Os leitores mais atentos devem perceber que não estou conseguindo produzir como antes, e por um tempo achei que fosse por causa de bloqueio criativo, mas sendo honesto, isso não existe, é um mito, como Atlântida e o orgasmo feminino 😉
Se um texto não está saindo, você troca de texto, ou troca a parte do texto, é perfeitamente possível trabalhar em vários textos ao mesmo tempo. E claro, óbvio que tem dia que o autor não está com vontade de pegar um tema específico. É trabalhoso escrever textos especialmente otimistas em dias de cinismo exacerbado, mas sempre sai algo, nem que seja a famigerada crônica de falta de assunto.
De todos os textos que não escrevi, basicamente nenhum foi por bloqueio criativo, mas curiosamente, poucos foram por pura procrastinação. Não dá nem pra culpar alcoolismo altamente funcional. Tem umas três semanas que meu bar está fechado pra obras, nessas três semanas bebi um dia, e nunca produzi tão pouco.
A explicação está na minha 4ª Gaveta.
Ela está cheia de microfones, sport cameras, mini-tripés, cabos, iluminadores, headsets, parafusos, adaptadores, pilhas e carregadores de pilha, a lista é imensa. No PC tenho Premiere, Blender, Photoshop, Notepad e vários outros programas que também não sei usar direito.
No OneDrive, toneladas de roteiros que colocam Cosmos no Chinelo, no quadro-branco (antes que me acusem de racismo por não ter quadro-negro, eles na verdade são verdes) estruturas de produção para trabalhar os textos em vídeos completos para YouTube, e versões formatadas para Instagram e Facebook.
Num cantinho, organograma de produção do Podcast. Sim, eu ainda pretendo lançar o meu podcast, mesmo com o conceito tendo evoluído pra (thanks Jonny Ken) “vídeo de entrevista no YouTube”.
Então, se tenho os planos (e eu adoro quando um plano dá certo), tenho a capacidade de escrever e tenho os temas, centenas de temas e idéias de artigos, cadê a produção, produção?
Em um raro momento de reflexão, resolvi matar esse mistério, antes que o mistério matasse o Contraditorium, e a culpa no final não era minha, era da Internet!
Fora as bobagens, os imitadores de focas, a militância desvairada e os tiktokers, há muito conteúdo de qualidade online. Enquanto o History Channel se resume a passar os mesmos três episódios de Trato Feito durante 6 meses, ou mais um episódio daquela ilha maldita e seu tesouro imaginário, no YouTube temos documentários de linguística, teologia, história, física, diários de viagens, manufatura, tudo. Uma fração razoável do conhecimento acumulado da Humanidade está lá.

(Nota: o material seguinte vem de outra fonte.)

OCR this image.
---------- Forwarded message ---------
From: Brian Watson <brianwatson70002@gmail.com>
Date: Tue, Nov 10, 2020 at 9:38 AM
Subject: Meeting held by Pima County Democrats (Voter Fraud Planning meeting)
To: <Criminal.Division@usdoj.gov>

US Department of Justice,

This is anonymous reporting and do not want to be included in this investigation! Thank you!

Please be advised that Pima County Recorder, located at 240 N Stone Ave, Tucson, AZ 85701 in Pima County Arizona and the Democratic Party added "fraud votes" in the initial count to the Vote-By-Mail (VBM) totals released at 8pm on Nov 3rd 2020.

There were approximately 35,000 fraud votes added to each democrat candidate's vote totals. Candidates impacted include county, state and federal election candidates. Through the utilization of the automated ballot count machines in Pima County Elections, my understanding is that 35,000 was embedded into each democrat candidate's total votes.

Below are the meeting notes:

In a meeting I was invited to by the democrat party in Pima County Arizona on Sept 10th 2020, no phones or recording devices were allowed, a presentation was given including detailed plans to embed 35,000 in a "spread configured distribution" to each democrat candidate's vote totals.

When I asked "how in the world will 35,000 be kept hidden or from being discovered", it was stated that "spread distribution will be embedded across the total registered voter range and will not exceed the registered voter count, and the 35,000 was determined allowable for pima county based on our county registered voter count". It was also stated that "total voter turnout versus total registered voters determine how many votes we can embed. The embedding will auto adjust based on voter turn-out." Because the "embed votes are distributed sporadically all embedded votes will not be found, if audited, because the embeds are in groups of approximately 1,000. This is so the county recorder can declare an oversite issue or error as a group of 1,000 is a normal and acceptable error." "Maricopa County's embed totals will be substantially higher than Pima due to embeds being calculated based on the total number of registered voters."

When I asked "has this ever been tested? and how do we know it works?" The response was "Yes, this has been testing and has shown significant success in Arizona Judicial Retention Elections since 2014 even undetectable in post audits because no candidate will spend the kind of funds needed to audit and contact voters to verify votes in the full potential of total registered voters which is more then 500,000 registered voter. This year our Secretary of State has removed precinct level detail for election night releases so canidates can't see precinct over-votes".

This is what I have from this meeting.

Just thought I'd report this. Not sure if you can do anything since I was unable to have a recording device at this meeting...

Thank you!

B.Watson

O problema não é que eu gosto de consumir esse conhecimento, nem que eu -ok, admito- procrastino um pouco para consumir esse conteúdo. O problema é que esses canais me acostumaram a um nível de qualidade acima do normal.

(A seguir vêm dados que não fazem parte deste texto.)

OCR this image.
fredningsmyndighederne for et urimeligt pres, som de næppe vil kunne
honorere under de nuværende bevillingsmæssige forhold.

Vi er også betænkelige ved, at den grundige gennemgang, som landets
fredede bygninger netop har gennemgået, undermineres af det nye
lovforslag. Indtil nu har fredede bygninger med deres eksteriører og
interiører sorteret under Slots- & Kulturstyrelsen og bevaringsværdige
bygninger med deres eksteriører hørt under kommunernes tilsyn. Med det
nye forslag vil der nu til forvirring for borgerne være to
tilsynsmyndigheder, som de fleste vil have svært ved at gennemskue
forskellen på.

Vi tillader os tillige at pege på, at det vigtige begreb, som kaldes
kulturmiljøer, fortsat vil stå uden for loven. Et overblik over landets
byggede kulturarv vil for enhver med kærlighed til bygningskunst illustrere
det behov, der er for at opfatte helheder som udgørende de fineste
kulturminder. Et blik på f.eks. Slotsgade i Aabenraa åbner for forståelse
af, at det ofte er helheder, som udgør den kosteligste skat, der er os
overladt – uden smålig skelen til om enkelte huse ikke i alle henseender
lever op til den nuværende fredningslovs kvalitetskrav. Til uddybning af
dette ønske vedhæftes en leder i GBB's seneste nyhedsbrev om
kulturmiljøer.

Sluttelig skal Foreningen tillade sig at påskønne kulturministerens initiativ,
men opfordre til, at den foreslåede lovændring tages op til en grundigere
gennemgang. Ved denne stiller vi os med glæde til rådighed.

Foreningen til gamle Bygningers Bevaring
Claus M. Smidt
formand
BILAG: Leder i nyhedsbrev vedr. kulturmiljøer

Eu, em minha infinita arrogância, tratava o trabalho de gente que levou anos pra chegar onde chegou como o mínimo aceitável para meu conteúdo. É como se eu resolvesse montar um blog de contos e não postasse nada inferior a Ray Bradbury, Chekov ou Conan Doyle.

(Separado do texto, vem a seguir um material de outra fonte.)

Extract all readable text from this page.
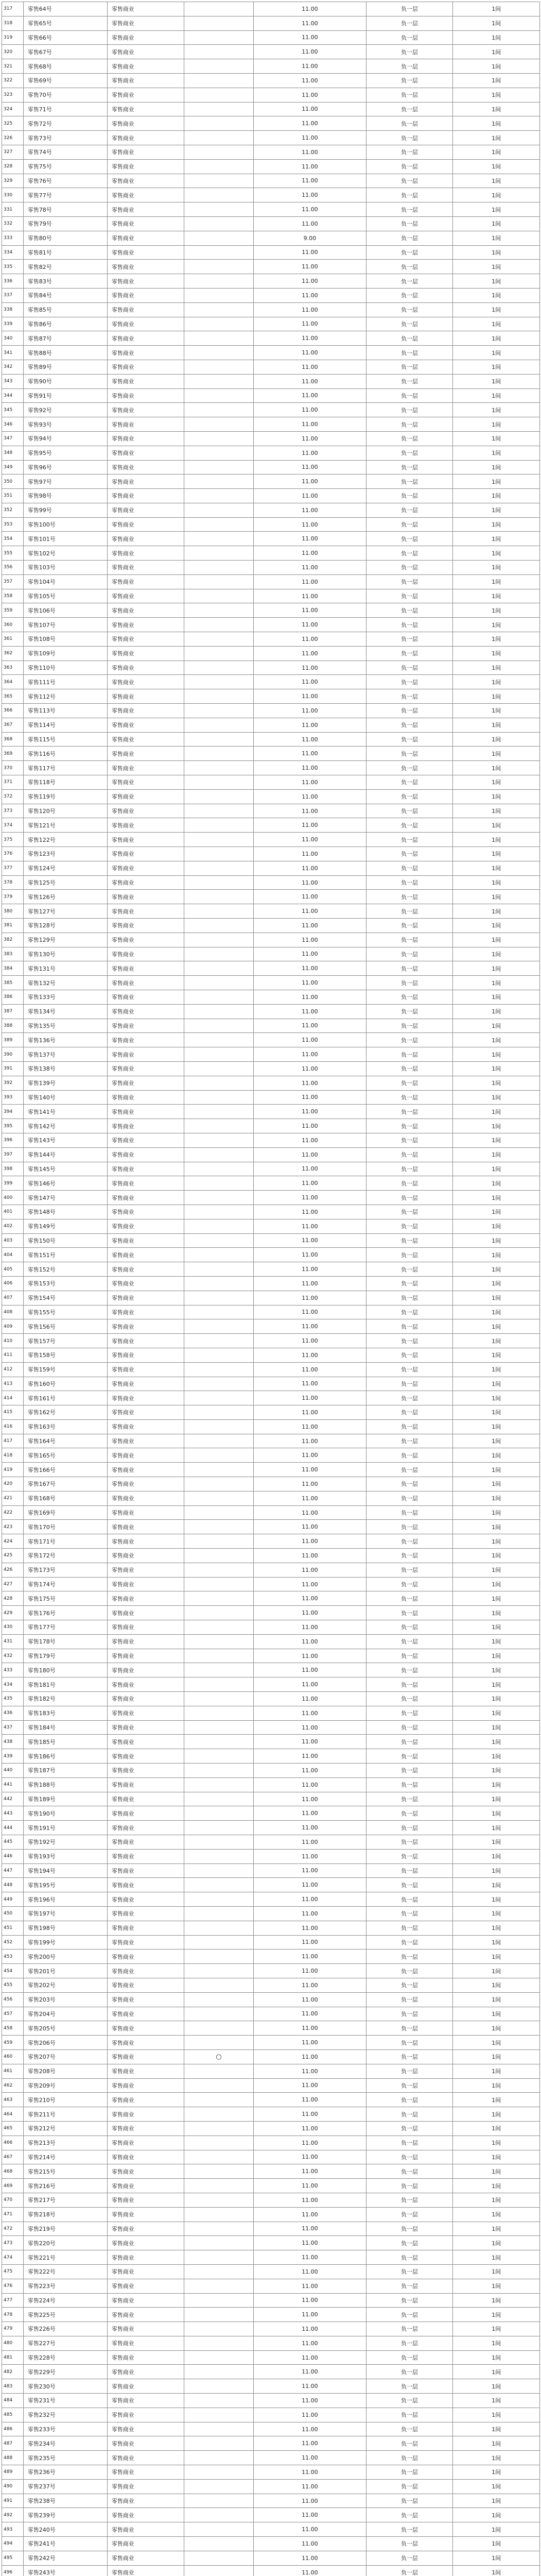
317	零售64号	零售商业		11.00	负一层	1间
318	零售65号	零售商业		11.00	负一层	1间
319	零售66号	零售商业		11.00	负一层	1间
320	零售67号	零售商业		11.00	负一层	1间
321	零售68号	零售商业		11.00	负一层	1间
322	零售69号	零售商业		11.00	负一层	1间
323	零售70号	零售商业		11.00	负一层	1间
324	零售71号	零售商业		11.00	负一层	1间
325	零售72号	零售商业		11.00	负一层	1间
326	零售73号	零售商业		11.00	负一层	1间
327	零售74号	零售商业		11.00	负一层	1间
328	零售75号	零售商业		11.00	负一层	1间
329	零售76号	零售商业		11.00	负一层	1间
330	零售77号	零售商业		11.00	负一层	1间
331	零售78号	零售商业		11.00	负一层	1间
332	零售79号	零售商业		11.00	负一层	1间
333	零售80号	零售商业		9.00	负一层	1间
334	零售81号	零售商业		11.00	负一层	1间
335	零售82号	零售商业		11.00	负一层	1间
336	零售83号	零售商业		11.00	负一层	1间
337	零售84号	零售商业		11.00	负一层	1间
338	零售85号	零售商业		11.00	负一层	1间
339	零售86号	零售商业		11.00	负一层	1间
340	零售87号	零售商业		11.00	负一层	1间
341	零售88号	零售商业		11.00	负一层	1间
342	零售89号	零售商业		11.00	负一层	1间
343	零售90号	零售商业		11.00	负一层	1间
344	零售91号	零售商业		11.00	负一层	1间
345	零售92号	零售商业		11.00	负一层	1间
346	零售93号	零售商业		11.00	负一层	1间
347	零售94号	零售商业		11.00	负一层	1间
348	零售95号	零售商业		11.00	负一层	1间
349	零售96号	零售商业		11.00	负一层	1间
350	零售97号	零售商业		11.00	负一层	1间
351	零售98号	零售商业		11.00	负一层	1间
352	零售99号	零售商业		11.00	负一层	1间
353	零售100号	零售商业		11.00	负一层	1间
354	零售101号	零售商业		11.00	负一层	1间
355	零售102号	零售商业		11.00	负一层	1间
356	零售103号	零售商业		11.00	负一层	1间
357	零售104号	零售商业		11.00	负一层	1间
358	零售105号	零售商业		11.00	负一层	1间
359	零售106号	零售商业		11.00	负一层	1间
360	零售107号	零售商业		11.00	负一层	1间
361	零售108号	零售商业		11.00	负一层	1间
362	零售109号	零售商业		11.00	负一层	1间
363	零售110号	零售商业		11.00	负一层	1间
364	零售111号	零售商业		11.00	负一层	1间
365	零售112号	零售商业		11.00	负一层	1间
366	零售113号	零售商业		11.00	负一层	1间
367	零售114号	零售商业		11.00	负一层	1间
368	零售115号	零售商业		11.00	负一层	1间
369	零售116号	零售商业		11.00	负一层	1间
370	零售117号	零售商业		11.00	负一层	1间
371	零售118号	零售商业		11.00	负一层	1间
372	零售119号	零售商业		11.00	负一层	1间
373	零售120号	零售商业		11.00	负一层	1间
374	零售121号	零售商业		11.00	负一层	1间
375	零售122号	零售商业		11.00	负一层	1间
376	零售123号	零售商业		11.00	负一层	1间
377	零售124号	零售商业		11.00	负一层	1间
378	零售125号	零售商业		11.00	负一层	1间
379	零售126号	零售商业		11.00	负一层	1间
380	零售127号	零售商业		11.00	负一层	1间
381	零售128号	零售商业		11.00	负一层	1间
382	零售129号	零售商业		11.00	负一层	1间
383	零售130号	零售商业		11.00	负一层	1间
384	零售131号	零售商业		11.00	负一层	1间
385	零售132号	零售商业		11.00	负一层	1间
386	零售133号	零售商业		11.00	负一层	1间
387	零售134号	零售商业		11.00	负一层	1间
388	零售135号	零售商业		11.00	负一层	1间
389	零售136号	零售商业		11.00	负一层	1间
390	零售137号	零售商业		11.00	负一层	1间
391	零售138号	零售商业		11.00	负一层	1间
392	零售139号	零售商业		11.00	负一层	1间
393	零售140号	零售商业		11.00	负一层	1间
394	零售141号	零售商业		11.00	负一层	1间
395	零售142号	零售商业		11.00	负一层	1间
396	零售143号	零售商业		11.00	负一层	1间
397	零售144号	零售商业		11.00	负一层	1间
398	零售145号	零售商业		11.00	负一层	1间
399	零售146号	零售商业		11.00	负一层	1间
400	零售147号	零售商业		11.00	负一层	1间
401	零售148号	零售商业		11.00	负一层	1间
402	零售149号	零售商业		11.00	负一层	1间
403	零售150号	零售商业		11.00	负一层	1间
404	零售151号	零售商业		11.00	负一层	1间
405	零售152号	零售商业		11.00	负一层	1间
406	零售153号	零售商业		11.00	负一层	1间
407	零售154号	零售商业		11.00	负一层	1间
408	零售155号	零售商业		11.00	负一层	1间
409	零售156号	零售商业		11.00	负一层	1间
410	零售157号	零售商业		11.00	负一层	1间
411	零售158号	零售商业		11.00	负一层	1间
412	零售159号	零售商业		11.00	负一层	1间
413	零售160号	零售商业		11.00	负一层	1间
414	零售161号	零售商业		11.00	负一层	1间
415	零售162号	零售商业		11.00	负一层	1间
416	零售163号	零售商业		11.00	负一层	1间
417	零售164号	零售商业		11.00	负一层	1间
418	零售165号	零售商业		11.00	负一层	1间
419	零售166号	零售商业		11.00	负一层	1间
420	零售167号	零售商业		11.00	负一层	1间
421	零售168号	零售商业		11.00	负一层	1间
422	零售169号	零售商业		11.00	负一层	1间
423	零售170号	零售商业		11.00	负一层	1间
424	零售171号	零售商业		11.00	负一层	1间
425	零售172号	零售商业		11.00	负一层	1间
426	零售173号	零售商业		11.00	负一层	1间
427	零售174号	零售商业		11.00	负一层	1间
428	零售175号	零售商业		11.00	负一层	1间
429	零售176号	零售商业		11.00	负一层	1间
430	零售177号	零售商业		11.00	负一层	1间
431	零售178号	零售商业		11.00	负一层	1间
432	零售179号	零售商业		11.00	负一层	1间
433	零售180号	零售商业		11.00	负一层	1间
434	零售181号	零售商业		11.00	负一层	1间
435	零售182号	零售商业		11.00	负一层	1间
436	零售183号	零售商业		11.00	负一层	1间
437	零售184号	零售商业		11.00	负一层	1间
438	零售185号	零售商业		11.00	负一层	1间
439	零售186号	零售商业		11.00	负一层	1间
440	零售187号	零售商业		11.00	负一层	1间
441	零售188号	零售商业		11.00	负一层	1间
442	零售189号	零售商业		11.00	负一层	1间
443	零售190号	零售商业		11.00	负一层	1间
444	零售191号	零售商业		11.00	负一层	1间
445	零售192号	零售商业		11.00	负一层	1间
446	零售193号	零售商业		11.00	负一层	1间
447	零售194号	零售商业		11.00	负一层	1间
448	零售195号	零售商业		11.00	负一层	1间
449	零售196号	零售商业		11.00	负一层	1间
450	零售197号	零售商业		11.00	负一层	1间
451	零售198号	零售商业		11.00	负一层	1间
452	零售199号	零售商业		11.00	负一层	1间
453	零售200号	零售商业		11.00	负一层	1间
454	零售201号	零售商业		11.00	负一层	1间
455	零售202号	零售商业		11.00	负一层	1间
456	零售203号	零售商业		11.00	负一层	1间
457	零售204号	零售商业		11.00	负一层	1间
458	零售205号	零售商业		11.00	负一层	1间
459	零售206号	零售商业		11.00	负一层	1间
460	零售207号	零售商业	○	11.00	负一层	1间
461	零售208号	零售商业		11.00	负一层	1间
462	零售209号	零售商业		11.00	负一层	1间
463	零售210号	零售商业		11.00	负一层	1间
464	零售211号	零售商业		11.00	负一层	1间
465	零售212号	零售商业		11.00	负一层	1间
466	零售213号	零售商业		11.00	负一层	1间
467	零售214号	零售商业		11.00	负一层	1间
468	零售215号	零售商业		11.00	负一层	1间
469	零售216号	零售商业		11.00	负一层	1间
470	零售217号	零售商业		11.00	负一层	1间
471	零售218号	零售商业		11.00	负一层	1间
472	零售219号	零售商业		11.00	负一层	1间
473	零售220号	零售商业		11.00	负一层	1间
474	零售221号	零售商业		11.00	负一层	1间
475	零售222号	零售商业		11.00	负一层	1间
476	零售223号	零售商业		11.00	负一层	1间
477	零售224号	零售商业		11.00	负一层	1间
478	零售225号	零售商业		11.00	负一层	1间
479	零售226号	零售商业		11.00	负一层	1间
480	零售227号	零售商业		11.00	负一层	1间
481	零售228号	零售商业		11.00	负一层	1间
482	零售229号	零售商业		11.00	负一层	1间
483	零售230号	零售商业		11.00	负一层	1间
484	零售231号	零售商业		11.00	负一层	1间
485	零售232号	零售商业		11.00	负一层	1间
486	零售233号	零售商业		11.00	负一层	1间
487	零售234号	零售商业		11.00	负一层	1间
488	零售235号	零售商业		11.00	负一层	1间
489	零售236号	零售商业		11.00	负一层	1间
490	零售237号	零售商业		11.00	负一层	1间
491	零售238号	零售商业		11.00	负一层	1间
492	零售239号	零售商业		11.00	负一层	1间
493	零售240号	零售商业		11.00	负一层	1间
494	零售241号	零售商业		11.00	负一层	1间
495	零售242号	零售商业		11.00	负一层	1间
496	零售243号	零售商业		11.00	负一层	1间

Internamente eu não me sentia deprimido, a situação não me botava pra baixo, pelo contrário, eu imaginava um monte de projetos cada vez mais legais, e com isso, mais difíceis de produzir. Sem perceber eu me tornei um de meus heróis, o Capitão Dissilusion, que produz vídeos absolutamente fantásticos…
…com cada vez menos assiduidade. Às vezes são três meses sem um único vídeo. Eles são magníficos, mas o canal não cresce. Ele consegue se manter, com mais de dois milhões de assinantes, mas eu não tenho esse luxo, não posso desaparecer antes de atingir massa crítica.
Existe um ditado que diz que o ótimo é inimigo do bom. Outros dizem que o perfeito é inimigo do ótimo. É verdade, e existe uma imensa diferença entre o “bom” e o “bom o bastante”. Meu medo era cair no “bom o bastante”, o terrível modo “faz qualquer merda que tá bom”, só pra bater cartão.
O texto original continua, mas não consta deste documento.